Zhuoyan Luo,Fengyuan Shi,Yixiao Ge,Yujiu Yang,Limin Wang,Ying Shan
2024-09-07
Abstract:We present Open-MAGVIT2, a family of auto-regressive image generation models ranging from 300M to 1.5B. The Open-MAGVIT2 project produces an open-source replication of Google's MAGVIT-v2 tokenizer, a tokenizer with a super-large codebook (i.e., $2^{18}$ codes), and achieves the state-of-the-art reconstruction performance (1.17 rFID) on ImageNet $256 \times 256$. Furthermore, we explore its application in plain auto-regressive models and validate scalability properties. To assist auto-regressive models in predicting with a super-large vocabulary, we factorize it into two sub-vocabulary of different sizes by asymmetric token factorization, and further introduce "next sub-token prediction" to enhance sub-token interaction for better generation quality.
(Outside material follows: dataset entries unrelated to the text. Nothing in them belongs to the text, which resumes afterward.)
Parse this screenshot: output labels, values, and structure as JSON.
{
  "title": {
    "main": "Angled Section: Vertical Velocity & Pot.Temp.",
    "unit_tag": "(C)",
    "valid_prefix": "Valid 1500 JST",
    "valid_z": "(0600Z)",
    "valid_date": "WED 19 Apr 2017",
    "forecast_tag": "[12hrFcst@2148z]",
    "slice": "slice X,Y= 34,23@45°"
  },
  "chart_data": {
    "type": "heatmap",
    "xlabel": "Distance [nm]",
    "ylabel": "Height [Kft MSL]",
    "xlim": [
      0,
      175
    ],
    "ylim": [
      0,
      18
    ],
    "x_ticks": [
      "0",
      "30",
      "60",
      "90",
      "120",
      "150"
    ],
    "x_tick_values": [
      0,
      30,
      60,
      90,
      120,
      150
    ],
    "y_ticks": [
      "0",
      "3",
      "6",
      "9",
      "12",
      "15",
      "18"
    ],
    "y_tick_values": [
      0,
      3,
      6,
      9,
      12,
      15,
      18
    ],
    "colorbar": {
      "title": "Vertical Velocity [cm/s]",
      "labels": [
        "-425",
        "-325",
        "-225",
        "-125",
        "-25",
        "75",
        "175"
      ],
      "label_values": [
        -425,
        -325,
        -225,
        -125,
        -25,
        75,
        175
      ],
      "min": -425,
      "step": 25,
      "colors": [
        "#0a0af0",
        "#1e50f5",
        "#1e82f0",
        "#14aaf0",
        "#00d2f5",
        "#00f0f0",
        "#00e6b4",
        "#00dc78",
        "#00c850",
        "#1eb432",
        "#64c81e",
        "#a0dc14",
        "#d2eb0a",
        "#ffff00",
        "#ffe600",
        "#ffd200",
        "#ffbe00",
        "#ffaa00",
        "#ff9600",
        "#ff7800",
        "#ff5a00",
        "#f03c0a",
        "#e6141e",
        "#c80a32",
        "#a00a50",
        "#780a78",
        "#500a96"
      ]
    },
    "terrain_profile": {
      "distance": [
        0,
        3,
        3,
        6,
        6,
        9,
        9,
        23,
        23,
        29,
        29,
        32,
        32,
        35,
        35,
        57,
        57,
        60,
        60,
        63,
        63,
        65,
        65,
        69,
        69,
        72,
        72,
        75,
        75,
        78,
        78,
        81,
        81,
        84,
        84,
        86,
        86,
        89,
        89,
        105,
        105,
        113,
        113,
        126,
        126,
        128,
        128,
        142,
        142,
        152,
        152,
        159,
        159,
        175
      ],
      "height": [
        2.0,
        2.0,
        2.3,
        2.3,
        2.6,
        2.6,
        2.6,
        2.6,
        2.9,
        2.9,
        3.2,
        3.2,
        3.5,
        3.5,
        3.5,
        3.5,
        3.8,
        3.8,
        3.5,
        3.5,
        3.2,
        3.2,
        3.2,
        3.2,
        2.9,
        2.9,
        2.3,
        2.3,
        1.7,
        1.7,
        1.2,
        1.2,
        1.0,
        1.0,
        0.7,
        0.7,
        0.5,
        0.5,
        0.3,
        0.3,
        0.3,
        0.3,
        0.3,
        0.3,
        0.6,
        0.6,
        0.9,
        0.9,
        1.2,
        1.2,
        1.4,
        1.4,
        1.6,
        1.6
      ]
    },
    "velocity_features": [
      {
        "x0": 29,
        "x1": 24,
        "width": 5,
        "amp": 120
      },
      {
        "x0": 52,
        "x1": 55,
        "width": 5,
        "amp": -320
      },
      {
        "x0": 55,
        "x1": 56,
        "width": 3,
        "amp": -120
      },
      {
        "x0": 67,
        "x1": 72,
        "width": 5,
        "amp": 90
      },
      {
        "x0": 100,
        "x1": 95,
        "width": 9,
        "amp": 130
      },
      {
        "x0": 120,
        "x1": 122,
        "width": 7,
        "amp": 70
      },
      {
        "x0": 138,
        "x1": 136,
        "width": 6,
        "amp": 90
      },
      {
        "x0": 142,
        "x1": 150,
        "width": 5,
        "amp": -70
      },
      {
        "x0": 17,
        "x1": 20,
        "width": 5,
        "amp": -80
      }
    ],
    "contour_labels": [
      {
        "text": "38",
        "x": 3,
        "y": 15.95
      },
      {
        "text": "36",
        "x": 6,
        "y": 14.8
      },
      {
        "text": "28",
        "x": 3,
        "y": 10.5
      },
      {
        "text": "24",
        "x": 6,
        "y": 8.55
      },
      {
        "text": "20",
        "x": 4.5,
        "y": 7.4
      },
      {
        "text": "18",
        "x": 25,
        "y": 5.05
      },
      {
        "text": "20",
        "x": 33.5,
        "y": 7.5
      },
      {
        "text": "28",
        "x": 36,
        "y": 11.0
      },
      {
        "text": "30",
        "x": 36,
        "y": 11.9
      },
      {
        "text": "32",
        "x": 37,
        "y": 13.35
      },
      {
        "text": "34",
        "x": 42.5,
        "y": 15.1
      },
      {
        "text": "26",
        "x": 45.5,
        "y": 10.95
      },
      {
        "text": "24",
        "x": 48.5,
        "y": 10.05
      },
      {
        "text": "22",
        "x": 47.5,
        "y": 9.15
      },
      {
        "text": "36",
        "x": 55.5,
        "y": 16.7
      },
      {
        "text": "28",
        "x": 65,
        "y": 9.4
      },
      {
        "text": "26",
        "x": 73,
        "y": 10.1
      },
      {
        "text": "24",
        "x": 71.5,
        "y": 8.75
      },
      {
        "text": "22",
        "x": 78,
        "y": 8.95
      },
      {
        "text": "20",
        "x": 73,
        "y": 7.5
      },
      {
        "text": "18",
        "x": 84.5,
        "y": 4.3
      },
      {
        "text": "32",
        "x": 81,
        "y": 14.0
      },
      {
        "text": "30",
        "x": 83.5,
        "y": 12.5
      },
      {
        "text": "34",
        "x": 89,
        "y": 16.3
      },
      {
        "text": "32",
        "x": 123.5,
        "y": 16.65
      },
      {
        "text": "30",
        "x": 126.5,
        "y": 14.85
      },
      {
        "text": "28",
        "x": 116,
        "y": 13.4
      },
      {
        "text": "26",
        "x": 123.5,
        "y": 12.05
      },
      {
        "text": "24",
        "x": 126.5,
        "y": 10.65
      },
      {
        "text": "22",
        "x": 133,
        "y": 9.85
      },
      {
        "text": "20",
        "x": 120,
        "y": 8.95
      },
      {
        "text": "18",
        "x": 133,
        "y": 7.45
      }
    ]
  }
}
We release all models and codes to foster innovation and creativity in the field of auto-regressive visual generation.
Computer Vision and Pattern Recognition,Artificial Intelligence
What problem does this paper attempt to address?
The main goal of this paper is to advance the development of autoregressive image generation technology. Specifically, the paper addresses the following issues: 1. **Reproduction of Visual Tokenizer**: The paper re-implements the advanced Lookup-Free Quantizer proposed in MAGVIT-v2 and achieves reconstruction performance on the ImageNet dataset comparable to MAGVIT-v2. This is accomplished by using an ultra-large codebook (2^18 codes), which is a significant achievement for the academic community. 2. **Autoregressive Generation with Ultra-Large Codebook**: To assist autoregressive models in predicting within an ultra-large vocabulary, the authors introduce an asymmetric token factorization technique and propose the "next sub-token prediction" method to enhance interactions between sub-tokens, thereby improving generation quality. Through these improvements, the paper demonstrates that with a powerful tokenizer, simple autoregressive models exhibit superiority and scalability on the standard ImageNet dataset. Experimental results show that Open-MAGVIT2 outperforms previous methods on multiple metrics, particularly excelling in image generation tasks at 256×256 resolution.